I’m wondering if it would be appropriate to include the story with my query letter… or maybe at least part of it?
Because I don’t have experience being published with any magazine before, I was thinking if I included some of my article, it would allow my writing to speak alongside my letter.
I would appreciate your advice on this!
Sarah – in comments
Before I answer your question I’m going to suggest you get yourself a copy of Writer’s Market. And get the book version – in the front of that annual volume is a whole series of articles about how the freelance writing game is played. You’ll find out about agents, markets, query letters and about writing an article for magazines on spec or speculation.
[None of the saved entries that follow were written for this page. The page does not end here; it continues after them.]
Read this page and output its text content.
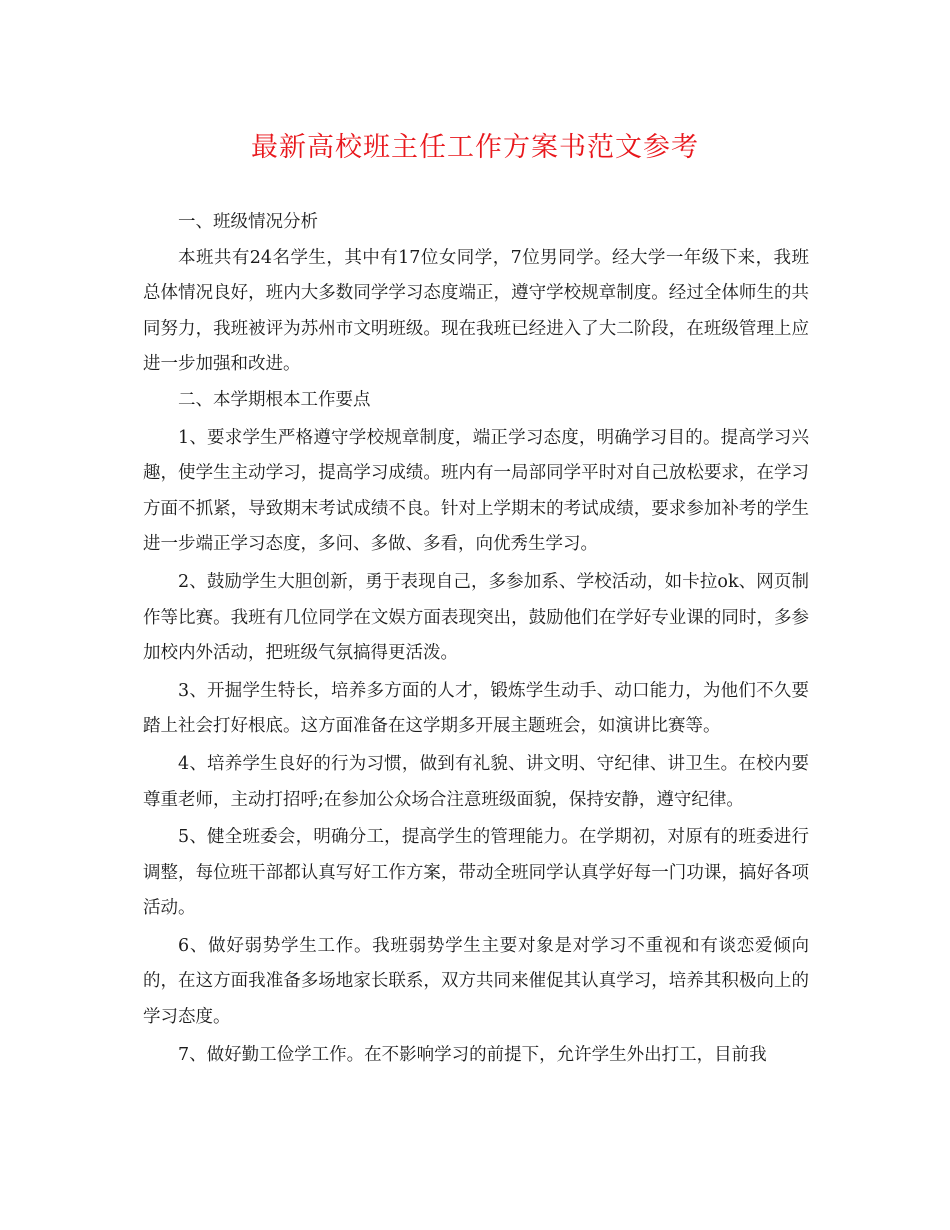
最新高校班主任工作方案书范文参考

一、班级情况分析

本班共有24名学生，其中有17位女同学，7位男同学。经大学一年级下来，我班总体情况良好，班内大多数同学学习态度端正，遵守学校规章制度。经过全体师生的共同努力，我班被评为苏州市文明班级。现在我班已经进入了大二阶段，在班级管理上应进一步加强和改进。

二、本学期根本工作要点

1、要求学生严格遵守学校规章制度，端正学习态度，明确学习目的。提高学习兴趣，使学生主动学习，提高学习成绩。班内有一局部同学平时对自己放松要求，在学习方面不抓紧，导致期末考试成绩不良。针对上学期末的考试成绩，要求参加补考的学生进一步端正学习态度，多问、多做、多看，向优秀生学习。

2、鼓励学生大胆创新，勇于表现自己，多参加系、学校活动，如卡拉ok、网页制作等比赛。我班有几位同学在文娱方面表现突出，鼓励他们在学好专业课的同时，多参加校内外活动，把班级气氛搞得更活泼。

3、开掘学生特长，培养多方面的人才，锻炼学生动手、动口能力，为他们不久要踏上社会打好根底。这方面准备在这学期多开展主题班会，如演讲比赛等。

4、培养学生良好的行为习惯，做到有礼貌、讲文明、守纪律、讲卫生。在校内要尊重老师，主动打招呼;在参加公众场合注意班级面貌，保持安静，遵守纪律。

5、健全班委会，明确分工，提高学生的管理能力。在学期初，对原有的班委进行调整，每位班干部都认真写好工作方案，带动全班同学认真学好每一门功课，搞好各项活动。

6、做好弱势学生工作。我班弱势学生主要对象是对学习不重视和有谈恋爱倾向的，在这方面我准备多场地家长联系，双方共同来催促其认真学习，培养其积极向上的学习态度。

7、做好勤工俭学工作。在不影响学习的前提下，允许学生外出打工，目前我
The market listings there will also help you figure out which magazines want spec submissions and which don’t.
Now, about your question.
When you’ve got few or no credits or clips sending a complete article to a magazine only makes sense. The editor can quickly tell if you’ve been able to write an article her readers will want to read – in both subject matter and voice or tone.
It’s call submitting on spec or speculation and is referred to as an ‘over the transom submission.’ There’s a long tradition of new magazine writers getting started this way.
Better to submit the complete article rather than a part – again because you don’t yet have the credits that would make your query strong.
Keep your query letter short – something like enclosed is an over the transom submission. When you’re submitting on spec to magazines you don’t need to explain anything else unless you’ve got a serious credential that backs up what you write.